Humane as his music is at its core, Newman himself has never been characterized as being even remotely warm and fuzzy. Profiles over the years are filled with adjectives such as acerbic, irreverent, intelligent, pointed, satirical, wry. Newman’s closest friends admit he‘s something of a grouch, but with good reason: He grew up shy and insecure about his looks, especially about his crossed eyes that were never quite corrected after several surgeries and which required thick glasses all his life. The self-doubt and introversion proved good for his musical development, not so good for his public image. Not that Newman’s admirers ever considered that a problem; Lenny Waronker, his closest friend since childhood and longtime producer, essentially coaxed the young Newman out of his shell into a vaunted career. That was public-relations coup enough. “What it really boils down to, I think, is that I had a much clearer picture of his potential than he did,” Waronker said recently. “I think my enthusiasm eventually wore him down, though he fiercely resisted it. Let‘s face it, you can’t shield yourself indefinitely from someone relentlessly reminding you of your greatness. You want to hear it.” On a more personal level -- a phrase that would doubtless make Newman cringe -- Waronker said that his friendship with the singer “helped me to understand so much. I just think that being around [Randy] has made me smarter and better.”

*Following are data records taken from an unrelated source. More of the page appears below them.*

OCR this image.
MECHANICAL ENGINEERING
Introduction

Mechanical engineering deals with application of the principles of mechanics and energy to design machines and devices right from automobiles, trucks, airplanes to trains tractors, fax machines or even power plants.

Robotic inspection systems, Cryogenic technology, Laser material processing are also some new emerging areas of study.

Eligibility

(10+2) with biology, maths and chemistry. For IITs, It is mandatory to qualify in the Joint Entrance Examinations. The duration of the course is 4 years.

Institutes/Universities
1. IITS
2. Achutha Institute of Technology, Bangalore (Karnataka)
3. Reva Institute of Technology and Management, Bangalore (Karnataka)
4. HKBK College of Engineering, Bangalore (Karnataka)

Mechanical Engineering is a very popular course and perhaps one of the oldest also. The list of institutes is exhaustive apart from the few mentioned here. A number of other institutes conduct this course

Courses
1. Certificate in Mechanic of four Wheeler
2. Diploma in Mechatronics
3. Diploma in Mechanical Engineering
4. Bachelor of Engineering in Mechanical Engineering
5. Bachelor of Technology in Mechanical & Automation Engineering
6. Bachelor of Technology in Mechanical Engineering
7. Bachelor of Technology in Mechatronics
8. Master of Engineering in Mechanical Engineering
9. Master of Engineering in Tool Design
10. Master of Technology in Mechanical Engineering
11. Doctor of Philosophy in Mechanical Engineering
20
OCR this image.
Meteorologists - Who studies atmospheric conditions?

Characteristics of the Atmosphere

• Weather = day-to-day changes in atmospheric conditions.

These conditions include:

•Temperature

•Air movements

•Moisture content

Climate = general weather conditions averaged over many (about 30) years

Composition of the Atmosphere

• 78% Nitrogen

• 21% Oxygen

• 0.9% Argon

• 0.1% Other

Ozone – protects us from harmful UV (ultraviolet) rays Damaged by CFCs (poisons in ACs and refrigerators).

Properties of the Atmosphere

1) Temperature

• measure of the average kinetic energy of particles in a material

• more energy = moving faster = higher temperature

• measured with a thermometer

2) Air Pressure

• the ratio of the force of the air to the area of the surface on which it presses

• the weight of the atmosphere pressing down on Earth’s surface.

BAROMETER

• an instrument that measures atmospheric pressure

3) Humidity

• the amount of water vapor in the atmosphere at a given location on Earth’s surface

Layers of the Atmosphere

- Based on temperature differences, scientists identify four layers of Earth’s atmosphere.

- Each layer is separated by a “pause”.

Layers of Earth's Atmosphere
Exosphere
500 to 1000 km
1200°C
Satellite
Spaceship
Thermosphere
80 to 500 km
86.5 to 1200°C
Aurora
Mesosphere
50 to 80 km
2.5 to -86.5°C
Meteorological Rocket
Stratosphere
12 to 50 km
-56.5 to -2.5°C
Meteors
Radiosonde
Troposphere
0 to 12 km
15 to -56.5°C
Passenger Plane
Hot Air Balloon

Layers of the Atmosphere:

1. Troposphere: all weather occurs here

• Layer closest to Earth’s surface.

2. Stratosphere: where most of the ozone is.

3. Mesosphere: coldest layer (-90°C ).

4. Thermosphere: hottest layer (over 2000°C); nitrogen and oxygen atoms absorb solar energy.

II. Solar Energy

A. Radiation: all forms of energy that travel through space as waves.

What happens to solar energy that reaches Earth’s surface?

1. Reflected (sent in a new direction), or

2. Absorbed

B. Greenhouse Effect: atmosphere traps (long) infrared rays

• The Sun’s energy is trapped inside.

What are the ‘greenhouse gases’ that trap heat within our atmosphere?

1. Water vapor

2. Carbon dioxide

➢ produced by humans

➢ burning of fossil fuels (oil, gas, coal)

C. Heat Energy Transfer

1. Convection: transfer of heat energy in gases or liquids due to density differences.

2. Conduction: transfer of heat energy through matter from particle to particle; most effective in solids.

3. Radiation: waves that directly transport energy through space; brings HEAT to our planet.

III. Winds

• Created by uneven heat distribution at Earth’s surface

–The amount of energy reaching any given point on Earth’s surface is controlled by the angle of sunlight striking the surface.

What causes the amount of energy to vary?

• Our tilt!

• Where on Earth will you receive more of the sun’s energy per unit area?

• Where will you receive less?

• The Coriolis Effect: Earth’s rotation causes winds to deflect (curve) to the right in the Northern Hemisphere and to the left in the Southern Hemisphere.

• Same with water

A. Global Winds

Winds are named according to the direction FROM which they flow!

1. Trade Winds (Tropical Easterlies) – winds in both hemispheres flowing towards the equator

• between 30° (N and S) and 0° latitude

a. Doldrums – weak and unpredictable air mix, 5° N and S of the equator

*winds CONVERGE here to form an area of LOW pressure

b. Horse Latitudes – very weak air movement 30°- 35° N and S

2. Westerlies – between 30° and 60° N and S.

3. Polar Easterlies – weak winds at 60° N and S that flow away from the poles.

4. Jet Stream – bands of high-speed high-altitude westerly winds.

That‘s about as touchy-feely as people get about Newman. Even in Hollywood, a place famous for its gush, Pixar director and frequent co-worker John Lasseter said he chose Newman to score kid-oriented films because “That blend of twisted humor and emotion is really unique.” And, he added significantly, “He never speaks down to an audience in either the songs or the score. It’s always from an adult point of view.” Clearly, Newman‘s music represents him better than he represents himself. That’s his greatest wish, and his greatest fear.

I first heard Randy Newman when a lot of people first heard him, via his radio single “Short People” in 1977, when I was 15. I immediately liked the song for all sorts of reasons -- its sing-along-simple but affecting melody, its driving piano, its droll but entirely serious take on the menace of mindless prejudice (Newman says the song was also a conscious musical inversion, and arguably a spiritual perversion, of the Captain & Tennille‘s “Love Will Keep Us Together”). I also connected Newman immediately to ragtime doyen Scott Joplin, whose work I deeply admired and felt had been grossly misinterpreted by a public that wanted to consume it for its great Negro entertainment value, then discard its complexities and contradictions like bones. Newman was also misunderstood, but he was certainly more in control of his fate and his product than Joplin had been at the turn of last century. “Short People” was at once radical and old-fashioned, flinty social commentary propelled by the cheery bombast of musical theater and American traditions reaching all the way back to Joplin and Stephen Foster. (I remark to Newman that he could have been Joplin’s librettist, given the music the tart words and tension it deserved, and he seems genuinely impressed by the thought.) Newman fit my adolescent sensibility of not fitting, but in a good, almost arrogant way -- his stuff wasn‘t quite rock, but it rocked. He knew it, too, even while he hid behind the adenoidal voice, unruly hair, thick glasses and general loser persona. In another time and place, Randy Newman would have migrated to my clique of oddball friends in high school, and we would all have silently appreciated his smarts and self-deprecation and inability to get dates. He would have been a hero.